Der Ort der mein Leben verändert hat…?

Bevor ich die Überschrift erkläre, komme ich erst einmal zur lang herbeigesehenen Freshers Fayre, was das überhaupt ist und wie es war.

Zunächst einmal kann die Bedeutung schon grob aus dem Namen abgeleitet werden, den Freshers sind Erstis und eine Fayre ist eine Messe. Also Ersti Messe. Ja gut, das Ganze begrenzt sich nicht nur auf Erstsemester, soll jedoch besonders diesen eine Hilfe sein. Messe hingegen trifft ziemlich gut zu.

Was passiert den jetzt auf so einer Freshers Fayre? Alle Clubs und Sportteams, denen man beitreten kann stellen sich vor, werben für ihren Club und beantworten Fragen. Von Quidditch (Ja, die laufen mit einem Besen und gelegentlich auch mit einer Staubsaugerstange herum und “spielen” Harry Potter Style Quidditch), über Surfen, bis zur Brettspielgesellschaft ist alles vorstellbare, und nicht vorstellbare, dabei.
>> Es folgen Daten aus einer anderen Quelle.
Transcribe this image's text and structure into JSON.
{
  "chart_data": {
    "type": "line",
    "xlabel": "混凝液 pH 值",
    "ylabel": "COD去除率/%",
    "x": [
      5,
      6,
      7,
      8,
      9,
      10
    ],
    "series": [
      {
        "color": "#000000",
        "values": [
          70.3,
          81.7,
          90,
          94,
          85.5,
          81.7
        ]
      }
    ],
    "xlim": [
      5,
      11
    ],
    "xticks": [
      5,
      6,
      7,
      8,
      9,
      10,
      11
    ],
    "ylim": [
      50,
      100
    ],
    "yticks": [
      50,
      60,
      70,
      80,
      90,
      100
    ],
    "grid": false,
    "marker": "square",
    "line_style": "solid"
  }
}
Zudem werben Supermärkte, Arztpraxen,… für sich. So kann man auch von der Messe profitieren, wenn man keinem Club beitreten will, den es gibt wieder einiges (gratis) abzustauben. Von Burgern, über Hot Dogs, bis zu Lebensmitteln und Gutscheinen ist alles dabei.

Am Mittwoch morgen also sollte es losgehen. Um nicht pünktlich um 10 Uhr schon auf dem Gelände zu sein, entschied ich mich zunächst einmal mit einer Freundin eine Büchereiführung (die man quasi machen muss, wenn man Problemfrei seine Zeit an der Uni überstehen will, wie uns von Briony mitgeteilt wurde) zu machen. Nach einer Stunde waren wir dann mehr oder weniger in die 24/7 Unibücherei eingewiesen, jedoch froh, dass es auch das ganze Jahr über Hilfe gibt. Das System ist nicht so einfach zu durchblicken, wie man vielleicht denkt. Die Stunde war deshalb gut investiert. 2.JPG

Die Freshers Fayre hat direkt neben der Bücherei stattgefunden, weshalb wir dann um 11 auch schon dort waren. Bei betreten der Messe wurde man mit Geschenken, Gutscheinen und Informationen nur so überschüttet. Wir, dass waren ich und Eileen, machten uns auf den Weg durch die Zelte, um uns das ganze Spektakel anzuschauen und uns zu informieren. Nach einer Stärkung mit Pizza, Hot Dog, Cocktail und Burger bei einem Picknick, machten wir uns erneut auf die Suche. Diesmal nach Ständen, die wir zuvor vielleicht übersehen haben konnten. Am Ende des ersten Tages der Fayre, ist die Liste der Clubs, denen ich beitreten will um einiges voller und meine Tasche fast am platzen.

Am zweiten Tag der Fayre hatten wir morgens erst einmal ein Meeting mit Briony von 10-12 Uhr, bevor es dann zum Mittagessen erneut auf die Messe ging, den eine Mahlzeit, die nichts kostet, wollten wir uns nicht entgehen lassen.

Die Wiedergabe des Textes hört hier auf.